Une autre enquête internationale de grande ampleur a été menée par le tribunal pénal international pour le Rwanda. Il était chargé de « juger les personnes présumées responsables d’actes de génocides ou d’autres violations du Droit international humanitaire commis sur le territoire du Rwanda et sur les territoires d’États voisins entre le 1er janvier 1994 et le 31 décembre 1994. » L’enquête a démarré par l’investigation de documents rassemblés par les Nations unies, mais aussi par l’interrogation de témoins et de sources gouvernementales, détaille le Comité international de La Croix Rouge. Mais les moyens limités de ce tribunal ont compliqué le bon déroulement de l’enquête. La coopération avec les différents États concernés était donc primordiale dans l’arrestation des suspects.
« Le Bureau du Procureur recueille des éléments de preuve nécessaires auprès de diverses sources fiables, de façon indépendante, impartiale et objective », explique une brochure de la CPI expliquant son fonctionnement.
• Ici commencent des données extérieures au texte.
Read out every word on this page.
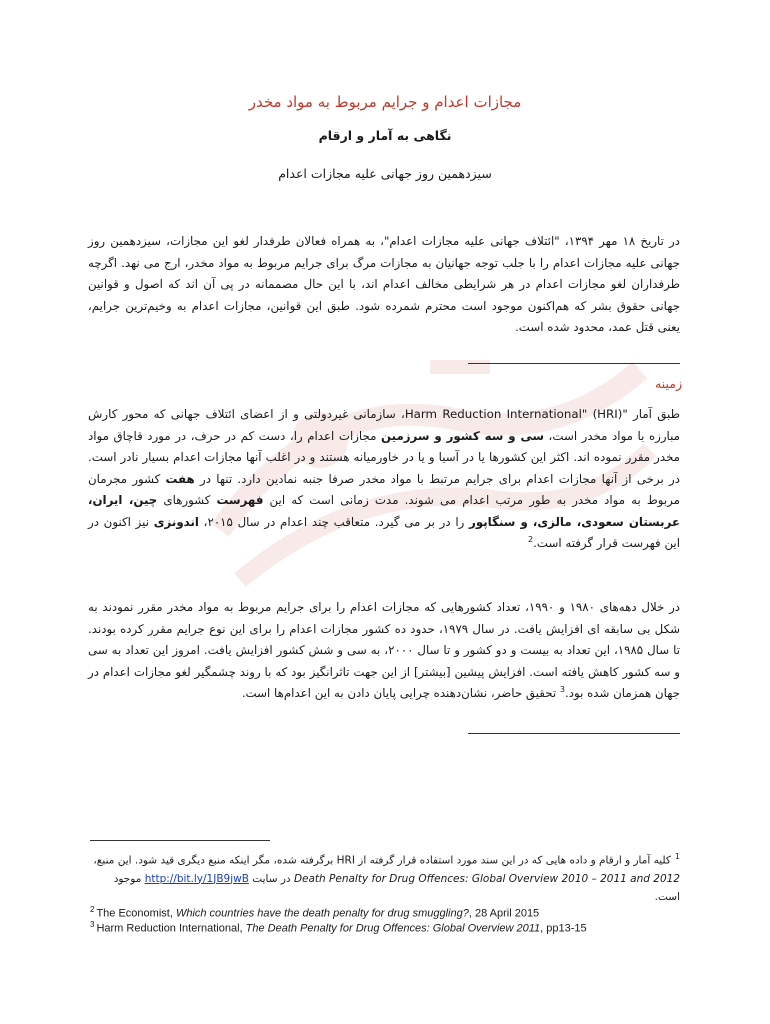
مجازات اعدام و جرایم مربوط به مواد مخدر
نگاهی به آمار و ارقام
سیزدهمین روز جهانی علیه مجازات اعدام
در تاریخ ۱۸ مهر ۱۳۹۴، "ائتلاف جهانی علیه مجازات اعدام"، به همراه فعالان طرفدار لغو این مجازات، سیزدهمین روز جهانی علیه مجازات اعدام را با جلب توجه جهانیان به مجازات مرگ برای جرایم مربوط به مواد مخدر، ارج می نهد. اگرچه طرفداران لغو مجازات اعدام در هر شرایطی مخالف اعدام اند، با این حال مصممانه در پی آن اند که اصول و قوانین جهانی حقوق بشر که هم‌اکنون موجود است محترم شمرده شود. طبق این قوانین، مجازات اعدام به وخیم‌ترین جرایم، یعنی قتل عمد، محدود شده است.
زمینه
طبق آمار "Harm Reduction International" (HRI)، سازمانی غیردولتی و از اعضای ائتلاف جهانی که محور کارش مبارزه با مواد مخدر است، سی و سه کشور و سرزمین مجازات اعدام را، دست کم در حرف، در مورد قاچاق مواد مخدر مقرر نموده اند. اکثر این کشورها یا در آسیا و یا در خاورمیانه هستند و در اغلب آنها مجازات اعدام بسیار نادر است. در برخی از آنها مجازات اعدام برای جرایم مرتبط با مواد مخدر صرفا جنبه نمادین دارد. تنها در هفت کشور مجرمان مربوط به مواد مخدر به طور مرتب اعدام می شوند. مدت زمانی است که این فهرست کشورهای چین، ایران، عربستان سعودی، مالزی، و سنگاپور را در بر می گیرد. متعاقب چند اعدام در سال ۲۰۱۵، اندونزی نیز اکنون در این فهرست قرار گرفته است.$^2$
در خلال دهه‌های ۱۹۸۰ و ۱۹۹۰، تعداد کشورهایی که مجازات اعدام را برای جرایم مربوط به مواد مخدر مقرر نمودند به شکل بی سابقه ای افزایش یافت. در سال ۱۹۷۹، حدود ده کشور مجازات اعدام را برای این نوع جرایم مقرر کرده بودند. تا سال ۱۹۸۵، این تعداد به بیست و دو کشور و تا سال ۲۰۰۰، به سی و شش کشور افزایش یافت. امروز این تعداد به سی و سه کشور کاهش یافته است. افزایش پیشین [بیشتر] از این جهت تاثرانگیز بود که با روند چشمگیر لغو مجازات اعدام در جهان همزمان شده بود.$^3$ تحقیق حاضر، نشان‌دهنده چرایی پایان دادن به این اعدام‌ها است.
$^1$کلیه آمار و ارقام و داده هایی که در این سند مورد استفاده قرار گرفته از HRI برگرفته شده، مگر اینکه منبع دیگری قید شود. این منبع، Death Penalty for Drug Offences: Global Overview 2010 – 2011 and 2012 در سایت http://bit.ly/1JB9jwB موجود است.
$^2$ The Economist, Which countries have the death penalty for drug smuggling?, 28 April 2015
$^3$ Harm Reduction International, The Death Penalty for Drug Offences: Global Overview 2011, pp13-15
Toutefois, la brochure ne précise pas quelles peuvent être ces « diverses sources fiables. » Elle précise que « les États parties au Statut de Rome ont l’obligation juridique de coopérer pleinement avec la CPI. » Donc les pays reconaissant la CPI peuvent enquêter sur ces faits, sous l'égide de la CPI.
Par ailleurs, la CPI a ouvert un portail permettant de faciliter la mise en relation entre les enquêteurs et les personnes détentrices d’informations susceptibles de les aider. Le travail des journalistes, des ONG, mais aussi les informations recueillies par les États ou par l’ONU. Les deux magistrats et dix gendarmes envoyés par la France feront partie du travail d’enquête venant des États.